When receiving any advice, please consider the source and stop to think if this person is giving advice beyond their scope of expertise. If I hear one more, “my coach said that I can only eat 10 almonds a week” scenario, I will figuratively lose my shit. It is my hope that all fitness coaches train within the scope of their expertise. It is my hope that all fitness enthusiasts consider the source of their training information. Training within your scope of expertise means that you should not create meal plans or give nutrition advice if you are not properly educated to do so.
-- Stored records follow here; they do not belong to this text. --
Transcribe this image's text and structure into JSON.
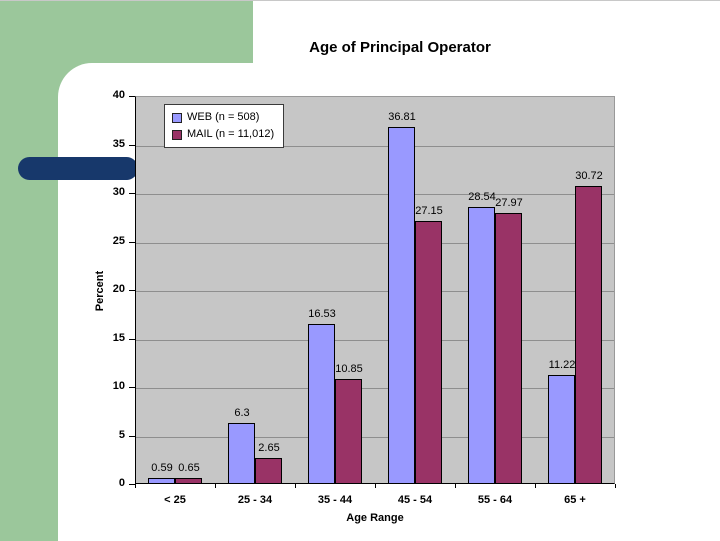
{
  "slide": {
    "colors": {
      "background_green": "#9BC79B",
      "accent_navy": "#17386B",
      "plot_background": "#C6C6C6",
      "gridline": "#8E8E8E",
      "web_bar": "#9999FF",
      "mail_bar": "#993366"
    }
  },
  "chart_data": {
    "type": "bar",
    "title": "Age of Principal Operator",
    "xlabel": "Age Range",
    "ylabel": "Percent",
    "ylim": [
      0,
      40
    ],
    "ytick_step": 5,
    "yticks": [
      "0",
      "5",
      "10",
      "15",
      "20",
      "25",
      "30",
      "35",
      "40"
    ],
    "grid": true,
    "legend_position": "top-left-inside",
    "categories": [
      "< 25",
      "25 - 34",
      "35 - 44",
      "45 - 54",
      "55 - 64",
      "65 +"
    ],
    "series": [
      {
        "name": "WEB (n = 508)",
        "color": "#9999FF",
        "values": [
          0.59,
          6.3,
          16.53,
          36.81,
          28.54,
          11.22
        ],
        "labels": [
          "0.59",
          "6.3",
          "16.53",
          "36.81",
          "28.54",
          "11.22"
        ]
      },
      {
        "name": "MAIL (n = 11,012)",
        "color": "#993366",
        "values": [
          0.65,
          2.65,
          10.85,
          27.15,
          27.97,
          30.72
        ],
        "labels": [
          "0.65",
          "2.65",
          "10.85",
          "27.15",
          "27.97",
          "30.72"
        ]
      }
    ]
  }
}
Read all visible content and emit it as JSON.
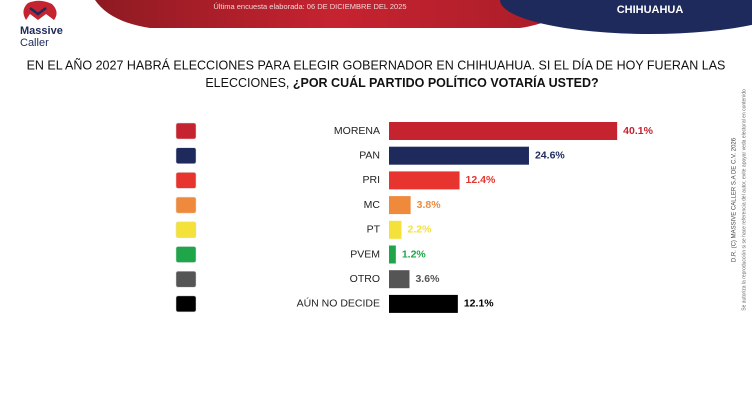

Reading a few books and taking a class at the Learning Annex does not qualify you to tell someone how/when/what to eat. It just doesn’t. Real life experience losing 100 pounds with a change in YOUR diet, does not (in and of itself) qualify you to design a diet for someone else. There are plenty of Registered Dietitians, TCM and HHP practitioners that are well qualified. Be advised, those aren’t the only sources for such information. I’m just reminding those that are under-qualified to train within the scope of their knowledge. I’d also like to remind all present and future fitness enthusiasts to consider the source of information. “My friend read a magazine article. I’m going to start brushing my teeth with Creatine!” Please don’t. “My cousin’s, best friend’s, uncle lost some weight. Who cares that he’s a different gender, race, build and age than I am. He must have the answers to weight loss!” He does have answers, for him. Remember, there is a difference between health (the state of being free from illness or injury) and fitness (the quality of being suitable to fulfill a particular role or task). Please train smart and train safely. Oh, there I go, telling you what to do.